Keeping exact locations of wild areas secret.


This video is about secrecy and landscape photography. 



I have a professional fly fisherman friend. He makes photographs of fly fishing and makes educational videos of fly fishing and presentations at fishing shows and Trout Unlimited meetings. 

He puts a lot of effort into finding good fishing spots. 

We are having some really cold weather in southeast Pennsylvania with high temperatures of 15 degrees. In weather like this Don is out walking along small streams looking for places to fish during the warmer days of summer. He is looking for thin spots or open spaces in the ice that indicate the location of underwater groundwater springs.

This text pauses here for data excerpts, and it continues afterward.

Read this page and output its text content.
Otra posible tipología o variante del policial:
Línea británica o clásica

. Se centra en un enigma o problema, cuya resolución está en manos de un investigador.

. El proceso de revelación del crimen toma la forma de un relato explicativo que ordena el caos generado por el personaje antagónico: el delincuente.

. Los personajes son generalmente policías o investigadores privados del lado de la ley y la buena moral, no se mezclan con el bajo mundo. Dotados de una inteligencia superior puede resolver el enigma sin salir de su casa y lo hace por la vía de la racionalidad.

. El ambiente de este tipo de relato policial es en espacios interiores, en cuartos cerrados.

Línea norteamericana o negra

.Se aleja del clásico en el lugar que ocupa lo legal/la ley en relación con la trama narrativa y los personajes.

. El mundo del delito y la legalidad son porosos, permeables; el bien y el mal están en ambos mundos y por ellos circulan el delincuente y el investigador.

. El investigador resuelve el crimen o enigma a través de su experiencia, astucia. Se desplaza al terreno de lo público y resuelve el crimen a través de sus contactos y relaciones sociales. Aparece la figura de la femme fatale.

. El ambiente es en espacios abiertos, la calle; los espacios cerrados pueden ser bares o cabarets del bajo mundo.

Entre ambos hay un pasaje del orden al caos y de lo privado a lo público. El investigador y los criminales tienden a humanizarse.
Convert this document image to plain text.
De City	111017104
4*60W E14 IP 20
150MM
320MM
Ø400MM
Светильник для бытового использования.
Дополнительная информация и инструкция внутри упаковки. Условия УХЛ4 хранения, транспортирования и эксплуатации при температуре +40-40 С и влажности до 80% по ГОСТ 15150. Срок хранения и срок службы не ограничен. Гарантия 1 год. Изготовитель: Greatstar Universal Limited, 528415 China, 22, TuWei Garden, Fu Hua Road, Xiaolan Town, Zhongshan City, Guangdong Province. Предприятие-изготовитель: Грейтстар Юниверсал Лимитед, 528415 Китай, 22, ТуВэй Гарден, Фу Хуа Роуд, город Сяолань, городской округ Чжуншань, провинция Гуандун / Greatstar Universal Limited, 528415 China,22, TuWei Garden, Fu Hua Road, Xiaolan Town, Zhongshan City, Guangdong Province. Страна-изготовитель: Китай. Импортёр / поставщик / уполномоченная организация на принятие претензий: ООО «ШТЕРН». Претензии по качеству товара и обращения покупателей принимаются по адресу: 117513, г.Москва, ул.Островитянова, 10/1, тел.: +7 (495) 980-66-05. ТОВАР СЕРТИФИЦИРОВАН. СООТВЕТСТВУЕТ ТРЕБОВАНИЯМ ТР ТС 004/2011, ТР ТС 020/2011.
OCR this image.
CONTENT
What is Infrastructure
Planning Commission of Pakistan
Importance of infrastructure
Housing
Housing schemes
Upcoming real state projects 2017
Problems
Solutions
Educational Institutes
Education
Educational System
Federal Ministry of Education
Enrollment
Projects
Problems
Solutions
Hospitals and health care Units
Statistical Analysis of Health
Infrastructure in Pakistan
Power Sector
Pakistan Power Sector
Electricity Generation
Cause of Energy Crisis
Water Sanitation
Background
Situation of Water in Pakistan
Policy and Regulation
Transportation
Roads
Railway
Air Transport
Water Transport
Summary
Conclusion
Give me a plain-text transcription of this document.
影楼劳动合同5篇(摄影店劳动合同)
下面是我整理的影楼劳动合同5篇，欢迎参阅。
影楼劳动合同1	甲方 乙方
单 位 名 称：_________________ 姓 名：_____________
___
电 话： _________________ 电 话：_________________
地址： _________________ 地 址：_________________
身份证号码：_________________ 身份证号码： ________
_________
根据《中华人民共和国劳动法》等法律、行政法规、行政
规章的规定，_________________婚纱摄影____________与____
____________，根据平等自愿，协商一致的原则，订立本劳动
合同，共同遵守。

He’s a friend but he allows me to go fishing with him because he knows I don’t take any trout. Bluegills and perch (delicious bluegills and perch, but not trout. If someone asks where I was fishing, I say “In the Poconos”. 

When I photograph an eagle. I might give a broad nonspecific area of where it was. 

Once an outdoor writer photographed a nesting great horned owl and gave it’s location along the Little Lehigh Creek. The day after the article was published the owl and the nest was gone. 

When going of the beaten track to make a landscape photo Ben Horne uses the same rational to hide the exact location. If not the area may be a beaten tract.